Разноголосица всех четырех (да и только ли этих четырех) работ как будто неоспорима. Однако Эмиль Капелюш — не эклектик и не Протей, меняющий личины одну за другой. Его индивидуальность сильна и безошибочно узнаваема. Он выбивается из распространенных представлений о сценографии, ее границах и возможностях настолько резко, что даже попадающие под обаяние его искусства, высоко оценивающие его талант и мастерство признаются подчас в том, что не понимают его или понимают гораздо хуже, чем его товарищей по цеху.
Миры, выстраиваемые им на сцене, совсем не так разноречивы.

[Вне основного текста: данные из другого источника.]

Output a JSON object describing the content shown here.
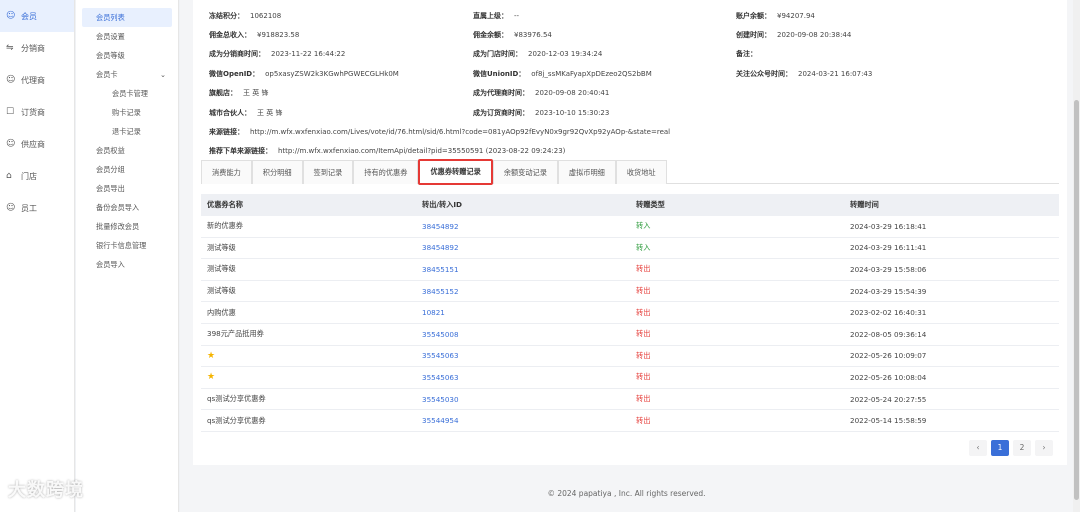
{
  "main_nav": [
    {
      "label": "会员",
      "icon": "user-icon",
      "active": true
    },
    {
      "label": "分销商",
      "icon": "share-icon",
      "active": false
    },
    {
      "label": "代理商",
      "icon": "agent-icon",
      "active": false
    },
    {
      "label": "订货商",
      "icon": "order-icon",
      "active": false
    },
    {
      "label": "供应商",
      "icon": "supplier-icon",
      "active": false
    },
    {
      "label": "门店",
      "icon": "store-icon",
      "active": false
    },
    {
      "label": "员工",
      "icon": "staff-icon",
      "active": false
    }
  ],
  "sub_nav": [
    {
      "label": "会员列表",
      "active": true
    },
    {
      "label": "会员设置"
    },
    {
      "label": "会员等级"
    },
    {
      "label": "会员卡",
      "group": true
    },
    {
      "label": "会员卡管理",
      "sub": true
    },
    {
      "label": "购卡记录",
      "sub": true
    },
    {
      "label": "退卡记录",
      "sub": true
    },
    {
      "label": "会员权益"
    },
    {
      "label": "会员分组"
    },
    {
      "label": "会员导出"
    },
    {
      "label": "备份会员导入"
    },
    {
      "label": "批量修改会员"
    },
    {
      "label": "银行卡信息管理"
    },
    {
      "label": "会员导入"
    }
  ],
  "info": {
    "frozen_points_label": "冻结积分：",
    "frozen_points": "1062108",
    "direct_superior_label": "直属上级：",
    "direct_superior": "--",
    "account_balance_label": "账户余额：",
    "account_balance": "¥94207.94",
    "commission_income_label": "佣金总收入：",
    "commission_income": "¥918823.58",
    "commission_balance_label": "佣金余额：",
    "commission_balance": "¥83976.54",
    "created_label": "创建时间：",
    "created": "2020-09-08 20:38:44",
    "distributor_time_label": "成为分销商时间：",
    "distributor_time": "2023-11-22 16:44:22",
    "store_time_label": "成为门店时间：",
    "store_time": "2020-12-03 19:34:24",
    "note_label": "备注：",
    "note": "",
    "openid_label": "微信OpenID：",
    "openid": "op5xasyZSW2k3KGwhPGWECGLHk0M",
    "unionid_label": "微信UnionID：",
    "unionid": "of8j_ssMKaFyapXpDEzeo2QS2bBM",
    "follow_time_label": "关注公众号时间：",
    "follow_time": "2024-03-21 16:07:43",
    "flagship_label": "旗舰店：",
    "flagship": "王 英 锋",
    "agent_time_label": "成为代理商时间：",
    "agent_time": "2020-09-08 20:40:41",
    "partner_label": "城市合伙人：",
    "partner": "王 英 锋",
    "ordering_time_label": "成为订货商时间：",
    "ordering_time": "2023-10-10 15:30:23",
    "source_link_label": "来源链接：",
    "source_link": "http://m.wfx.wxfenxiao.com/Lives/vote/id/76.html/sid/6.html?code=081yAOp92fEvyN0x9gr92QvXp92yAOp-&state=real",
    "recommend_link_label": "推荐下单来源链接：",
    "recommend_link": "http://m.wfx.wxfenxiao.com/ItemApi/detail?pid=35550591 (2023-08-22 09:24:23)"
  },
  "tabs": [
    {
      "label": "消费能力"
    },
    {
      "label": "积分明细"
    },
    {
      "label": "签到记录"
    },
    {
      "label": "持有的优惠券"
    },
    {
      "label": "优惠券转赠记录",
      "active": true
    },
    {
      "label": "余额变动记录"
    },
    {
      "label": "虚拟币明细"
    },
    {
      "label": "收货地址"
    }
  ],
  "table": {
    "headers": [
      "优惠券名称",
      "转出/转入ID",
      "转赠类型",
      "转赠时间"
    ],
    "rows": [
      {
        "name": "新的优惠券",
        "id": "38454892",
        "type": "转入",
        "dir": "in",
        "time": "2024-03-29 16:18:41"
      },
      {
        "name": "测试等级",
        "id": "38454892",
        "type": "转入",
        "dir": "in",
        "time": "2024-03-29 16:11:41"
      },
      {
        "name": "测试等级",
        "id": "38455151",
        "type": "转出",
        "dir": "out",
        "time": "2024-03-29 15:58:06"
      },
      {
        "name": "测试等级",
        "id": "38455152",
        "type": "转出",
        "dir": "out",
        "time": "2024-03-29 15:54:39"
      },
      {
        "name": "内购优惠",
        "id": "10821",
        "type": "转出",
        "dir": "out",
        "time": "2023-02-02 16:40:31"
      },
      {
        "name": "398元产品抵用券",
        "id": "35545008",
        "type": "转出",
        "dir": "out",
        "time": "2022-08-05 09:36:14"
      },
      {
        "name": "★",
        "star": true,
        "id": "35545063",
        "type": "转出",
        "dir": "out",
        "time": "2022-05-26 10:09:07"
      },
      {
        "name": "★",
        "star": true,
        "id": "35545063",
        "type": "转出",
        "dir": "out",
        "time": "2022-05-26 10:08:04"
      },
      {
        "name": "qs测试分享优惠券",
        "id": "35545030",
        "type": "转出",
        "dir": "out",
        "time": "2022-05-24 20:27:55"
      },
      {
        "name": "qs测试分享优惠券",
        "id": "35544954",
        "type": "转出",
        "dir": "out",
        "time": "2022-05-14 15:58:59"
      }
    ]
  },
  "pager": {
    "prev": "‹",
    "pages": [
      "1",
      "2"
    ],
    "current": "1",
    "next": "›"
  },
  "footer": "© 2024 papatiya , Inc. All rights reserved.",
  "watermark": "大数跨境"
}
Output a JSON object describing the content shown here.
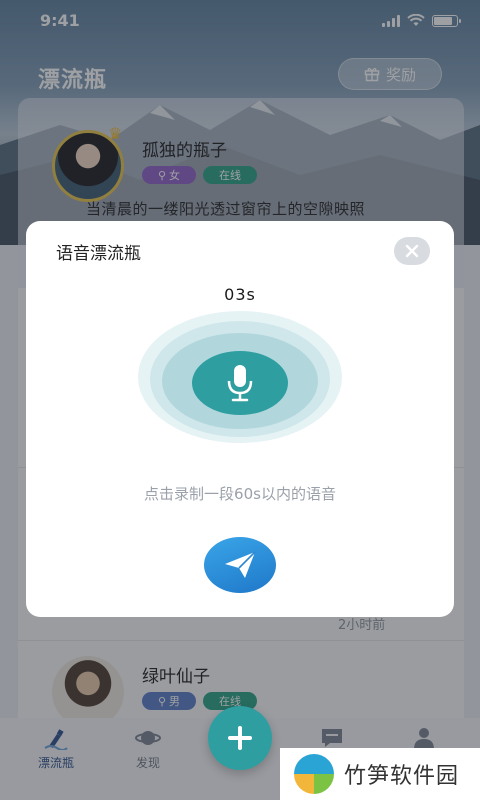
{
  "status": {
    "time": "9:41"
  },
  "header": {
    "title": "漂流瓶",
    "reward_label": "奖励"
  },
  "bottles": [
    {
      "username": "孤独的瓶子",
      "gender": "女",
      "online": "在线",
      "message": "当清晨的一缕阳光透过窗帘上的空隙映照"
    },
    {
      "time_ago": "2小时前"
    },
    {
      "username": "绿叶仙子",
      "gender": "男",
      "online": "在线"
    }
  ],
  "voice_dialog": {
    "title": "语音漂流瓶",
    "counter": "03s",
    "hint": "点击录制一段60s以内的语音"
  },
  "tabs": [
    {
      "label": "漂流瓶",
      "icon": "bottle-icon",
      "active": true
    },
    {
      "label": "发现",
      "icon": "planet-icon",
      "active": false
    },
    {
      "label": "",
      "icon": "chat-icon",
      "active": false
    },
    {
      "label": "",
      "icon": "person-icon",
      "active": false
    }
  ],
  "watermark": {
    "text": "竹笋软件园"
  },
  "colors": {
    "accent": "#2f9ea1",
    "female_tag": "#8e5fc9",
    "male_tag": "#5a7bc8",
    "online_tag": "#29a185",
    "send": "#1f78c9"
  }
}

Можно даже судить о некоем едином сценографическом мире Эмиля Капелюша, который является нам лишь в разных своих ипостасях. Мир этот иррационален, не до конца объясним и понятен, в нем всегда есть загадочность, заставляющая предполагать за нею какую-то иную суть — скрытую от нас и, может быть, даже высшую; он захватывает своей необычностью и завораживает красотой, возникающей как бы из ничего, — в подобном возникновении чудится нечто сходное с волшебством. Мир этот по своей природе, несомненно, романтичен. Но Эмиль Капелюш не взывает к теням ни романтического театра, ни неоромантического. Он остается самим собою, художником своего времени, он свободно ориентируется во всем, что это время ввело в обиход искусства, и использует сугубо современные средства для достижения желаемого. Видеть и понимать определенным («романтическим») способом окружающую реальность и, соответственно, складывать реальность свою, художественную побуждает его само мировосприятие.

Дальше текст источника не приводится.